Wracając dalej to malowanie podbitki.
Najpierw bezbarwnym impregnatem później raz kolorem po montażu pomaluję całość jeszcze raz.

*Wielkie podziękowania dla mojej mamy i siostry za pomoc, bo sam bym chyba to tydzień malował!!*

----------


## Kamil_

Cztery i pół dnia roboty dachu za nami  :smile: 
Ogólnie skład: Wujek, Ja, Teściu, Żółw82 + dorywczo tata i mama (malowanie desek zaopatrzenie)
Szczegółowa relacja niebawem.

Tak to wygląda:

----------


## _vviktor_

Dachowka prezentuje sie swietnie! Co to za model  i jakiej firmy?

----------


## Doli.

Wygląda jak nasza Z-Jacobi  :wink:

----------


## Kamil_

Dachówka to Braas Topas 13V kolor angoba antracyt  :smile: 

Taki kompromis płaskiej (krzywej) ze standardową falistą.
Dla mnie genialna  :smile:

----------


## jmolski

powodzenia!!! ja tez duzo zrobilem samemu, a potem czynnie pomagalem ekipie, wiec wiem z czym sie zmagacie.bedzie dobrze!!!

----------


## Kamil_



----------


## Kamil_

Uprzedzając pytania  :smile: 

Okna dachowe będą
Spusty rynien będą po elewacji
Nadproże lukarny i szczyt lukarny będzie  :smile: 
Montaż okien, który był przestawiany już 5 razy odbędzie się 28.10
Brama garażowa czeka również na montaż
Drzwi wejściowe też czekają  :smile: 
Ogólnie wreszcie zaczyna to wyglądać jak dom!

----------


## Doli.

To coś Ty taki zmartwiony, skoro już się na głowę nie leje?  :big grin:  Gratulacje, świetna robota  :smile:

----------


## Kamil_

Bardziej zmęczony i zamyślony czy pogoda dopisze, aby ułożyć wszystko bez stresu.

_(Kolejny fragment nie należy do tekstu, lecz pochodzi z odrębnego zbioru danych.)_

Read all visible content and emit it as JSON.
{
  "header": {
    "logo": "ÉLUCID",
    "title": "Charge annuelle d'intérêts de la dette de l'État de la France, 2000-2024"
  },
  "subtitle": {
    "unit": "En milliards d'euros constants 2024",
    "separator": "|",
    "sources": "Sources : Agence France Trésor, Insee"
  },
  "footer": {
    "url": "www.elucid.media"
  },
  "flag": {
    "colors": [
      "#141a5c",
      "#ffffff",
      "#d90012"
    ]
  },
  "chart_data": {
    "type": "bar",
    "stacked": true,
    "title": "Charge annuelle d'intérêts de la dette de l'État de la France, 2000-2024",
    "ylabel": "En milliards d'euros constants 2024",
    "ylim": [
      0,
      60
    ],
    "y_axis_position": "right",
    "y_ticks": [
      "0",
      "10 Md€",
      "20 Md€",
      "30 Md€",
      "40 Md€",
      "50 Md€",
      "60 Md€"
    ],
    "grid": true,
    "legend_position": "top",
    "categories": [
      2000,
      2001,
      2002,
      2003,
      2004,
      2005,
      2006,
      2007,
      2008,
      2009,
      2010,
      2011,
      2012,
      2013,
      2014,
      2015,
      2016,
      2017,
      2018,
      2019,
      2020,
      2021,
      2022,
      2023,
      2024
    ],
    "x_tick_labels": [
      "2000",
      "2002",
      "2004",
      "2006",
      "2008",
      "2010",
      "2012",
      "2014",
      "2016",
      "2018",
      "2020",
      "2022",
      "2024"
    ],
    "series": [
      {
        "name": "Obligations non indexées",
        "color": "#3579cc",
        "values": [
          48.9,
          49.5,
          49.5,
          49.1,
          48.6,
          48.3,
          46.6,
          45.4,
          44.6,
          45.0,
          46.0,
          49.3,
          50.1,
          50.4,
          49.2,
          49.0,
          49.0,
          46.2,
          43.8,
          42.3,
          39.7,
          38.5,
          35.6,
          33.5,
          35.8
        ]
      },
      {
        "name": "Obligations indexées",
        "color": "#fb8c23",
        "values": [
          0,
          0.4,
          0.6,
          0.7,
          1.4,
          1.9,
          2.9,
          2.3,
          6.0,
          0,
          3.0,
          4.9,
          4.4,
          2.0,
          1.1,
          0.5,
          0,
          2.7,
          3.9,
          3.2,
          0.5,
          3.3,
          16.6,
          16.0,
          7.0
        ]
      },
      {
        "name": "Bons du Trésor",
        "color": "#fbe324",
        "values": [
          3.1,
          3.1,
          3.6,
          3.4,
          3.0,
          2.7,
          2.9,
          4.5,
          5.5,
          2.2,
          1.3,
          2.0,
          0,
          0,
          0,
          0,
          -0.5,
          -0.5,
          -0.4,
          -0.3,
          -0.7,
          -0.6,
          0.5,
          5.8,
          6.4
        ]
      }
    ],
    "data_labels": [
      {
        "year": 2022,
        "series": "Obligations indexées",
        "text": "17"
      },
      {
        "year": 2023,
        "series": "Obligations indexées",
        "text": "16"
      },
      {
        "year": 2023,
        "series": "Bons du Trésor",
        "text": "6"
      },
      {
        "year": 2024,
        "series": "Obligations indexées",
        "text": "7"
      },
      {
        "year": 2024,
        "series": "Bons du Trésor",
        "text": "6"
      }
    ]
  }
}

Teraz mam już luz  :Smile: 

Od przyszłego tygodnia zaczynam szykować otwory okienne (obrobić klejem, zaciągnąć siatkę) pod Montaż okien.

----------


## pawel250

W jakim celu robisz obrobke okien ? Pianka czy tasma nie złapią gazobetonu bez obrobki?

----------


## aiki

> W jakim celu robisz obrobke okien ? Pianka czy tasma nie złapią gazobetonu bez obrobki?


pewnie ma być idealnie.

----------


## jak_to_mozliwe

Taśmy lepiej trzymają kleju do styro, niż samego gazobetonu.

----------


## pawel250

Wiec moze wystarczyloby zagruntowac? 
Trzeba bedzie przeanalizowac temat. Moze napisze do producenta tasm. Wiem ze sa tasmy illbrucka. Cos jeszcze ?

----------


## Laczak

BK zagruntowany po przetarciu ręką się pyli. Przez to taśmy mogą nie trzymać wystarczająco dobrze. Lepiej zaciągnąć otwory klejem do styropianu. 
Są jeszcze taśmy firmy Soudal.

----------


## Kamil_

Tak jak przedmówcy napisali, w celu lepszej przyczepności oraz w nadprożach mam XPS, który muszę zaciągnąć siatką i klejem więc przygotuje fachowo otwory  :smile: 

W piątek montaż drzwi wejściowych  :smile: 
Jutro biorę sie za szykowanie otworów (muszę jednak poszerzyć o parę cm).
Wrzucę kilka fotek  :smile:

----------


## RysiekWLKP

Dzień Dobry. Z niecierpliwością czekam na fotki. Wygląda super.

Pozdrawiam
Ryś

----------


## Kamil_

Znowu zaległości  :smile: 

Po zrobieniu dachu przyszedł dzień, który lubię najbardziej.
Cała sobota dla mnie bez ciśnienia i presji. Na spokojnie zrobiłem sobie porządki i pooglądałem dotychczasowe osiągnięcia na budowie...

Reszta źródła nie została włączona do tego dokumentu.